Getting rid of tests will mean getting rid of an objective measure of students' intelligence and academic ability. Grades are, as noted above, a slightly better predictor overall of academic performance but there are contexts where tests can add vital information to the admission process. Grade inflation throughout US high schools is creating a large number of students with perfect or near perfect grades but with huge differences in cognitive skills. Without tests there will be no way of distinguishing the truly capable from the diligently mediocre or the aggressively conformist.

If  UC does stop using the SAT or ACT for admissions it is unlikely that it will institute a policy of open admissions, at least not yet. It is more probable they it will shift the criteria for selection to high school grades, teachers' recommendations, group membership, and unsupervised personal essays. The consequences of selection though inflatable high school grades and other subjective measures will almost certainly be a significant decline in the average cognitive skills of students at currently selective universities.

American universities will probably become more representative of the ethnic, gender and racial structure of America or the world, more conscientious, more extroverted, more socially aware. Perhaps this will be compensation for the decline in cognitive ability.

It is unlikely that the levelling process will end there. In the years to come there will very probably be demands that universities stop using high school grades or admission essays or anything else that shows a social or racial gap. Studies will be cited showing that wealthy white parents help their children with homework or drive them to volunteering activities or pay for sports equipment or get professional advice about their diversity essays. 

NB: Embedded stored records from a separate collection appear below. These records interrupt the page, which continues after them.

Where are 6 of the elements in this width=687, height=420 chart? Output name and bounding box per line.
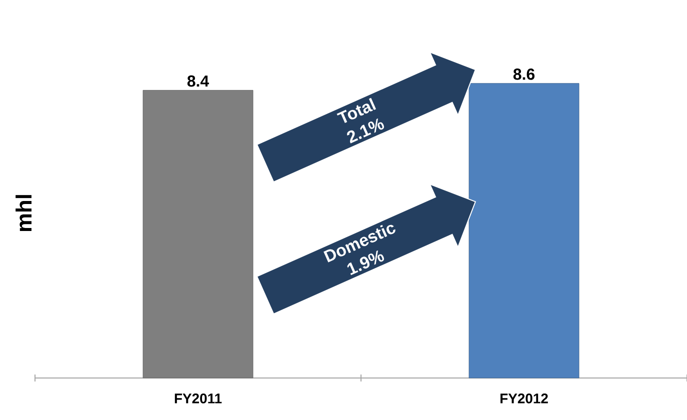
annotation: Total 2.1% bbox=[336, 98, 384, 144]
y-axis-title: mhl bbox=[16, 195, 32, 232]
data-label: 8.6 bbox=[513, 68, 534, 80]
data-label: 8.4 bbox=[187, 75, 209, 87]
x-tick-label: FY2011 bbox=[174, 394, 222, 404]
x-tick-label: FY2012 bbox=[500, 394, 548, 404]
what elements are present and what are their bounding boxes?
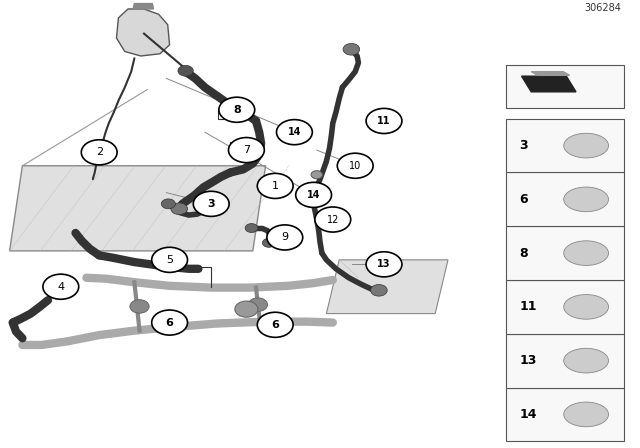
Circle shape <box>228 138 264 163</box>
Text: 1: 1 <box>272 181 278 191</box>
Circle shape <box>152 310 188 335</box>
Circle shape <box>257 312 293 337</box>
Circle shape <box>81 140 117 165</box>
Polygon shape <box>522 76 576 92</box>
Polygon shape <box>116 9 170 56</box>
Text: 13: 13 <box>520 354 537 367</box>
Text: 14: 14 <box>287 127 301 137</box>
Circle shape <box>245 224 258 233</box>
Circle shape <box>311 171 323 179</box>
Circle shape <box>308 191 319 199</box>
Text: 9: 9 <box>281 233 289 242</box>
Circle shape <box>366 252 402 277</box>
Circle shape <box>366 108 402 134</box>
Circle shape <box>130 300 149 313</box>
Text: 11: 11 <box>377 116 391 126</box>
Circle shape <box>262 238 275 247</box>
Circle shape <box>257 173 293 198</box>
Circle shape <box>337 153 373 178</box>
Circle shape <box>289 125 302 134</box>
FancyBboxPatch shape <box>506 172 624 226</box>
Text: 8: 8 <box>233 105 241 115</box>
Circle shape <box>315 207 351 232</box>
FancyBboxPatch shape <box>506 388 624 441</box>
FancyBboxPatch shape <box>506 65 624 108</box>
Circle shape <box>193 191 229 216</box>
Circle shape <box>307 198 320 207</box>
FancyBboxPatch shape <box>506 334 624 388</box>
Text: 3: 3 <box>520 139 528 152</box>
Circle shape <box>248 298 268 311</box>
Polygon shape <box>10 166 266 251</box>
Circle shape <box>171 203 188 215</box>
Circle shape <box>161 199 175 209</box>
Circle shape <box>152 247 188 272</box>
Polygon shape <box>531 72 570 75</box>
Text: 7: 7 <box>243 145 250 155</box>
Text: 2: 2 <box>95 147 103 157</box>
Text: 6: 6 <box>166 318 173 327</box>
Circle shape <box>235 301 258 317</box>
Ellipse shape <box>564 402 609 427</box>
Text: 4: 4 <box>57 282 65 292</box>
Text: 306284: 306284 <box>584 4 621 13</box>
Text: 5: 5 <box>166 255 173 265</box>
Text: 14: 14 <box>520 408 537 421</box>
Circle shape <box>198 206 212 215</box>
Text: 13: 13 <box>377 259 391 269</box>
Circle shape <box>290 128 301 136</box>
Ellipse shape <box>564 241 609 265</box>
Polygon shape <box>326 260 448 314</box>
Ellipse shape <box>564 134 609 158</box>
FancyBboxPatch shape <box>506 226 624 280</box>
FancyBboxPatch shape <box>506 119 624 172</box>
Text: 6: 6 <box>520 193 528 206</box>
Polygon shape <box>133 4 154 9</box>
Circle shape <box>276 120 312 145</box>
Circle shape <box>296 182 332 207</box>
Text: 14: 14 <box>307 190 321 200</box>
FancyBboxPatch shape <box>506 280 624 334</box>
Circle shape <box>343 43 360 55</box>
Text: 8: 8 <box>520 246 528 260</box>
Circle shape <box>43 274 79 299</box>
Circle shape <box>219 97 255 122</box>
Circle shape <box>267 225 303 250</box>
Ellipse shape <box>564 295 609 319</box>
Text: 10: 10 <box>349 161 362 171</box>
Circle shape <box>371 284 387 296</box>
Text: 11: 11 <box>520 300 537 314</box>
Ellipse shape <box>564 187 609 212</box>
Text: 12: 12 <box>326 215 339 224</box>
Text: 3: 3 <box>207 199 215 209</box>
Ellipse shape <box>564 349 609 373</box>
Circle shape <box>178 65 193 76</box>
Text: 6: 6 <box>271 320 279 330</box>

Ultimately there will be a situation where American universities  see a noticeable decline in the academic and cognitive ability of students and graduates in comparison with China and the Chinese diaspora, Japan, Korea, Russia and Eastern Europe and maybe India. Almost certainly this will be attributed by educational experts to the stinginess of federal and state authorities.

Perhaps there will come another Sputnik moment when America  realises that it has fallen behind its competitors. If so it will probably be too late.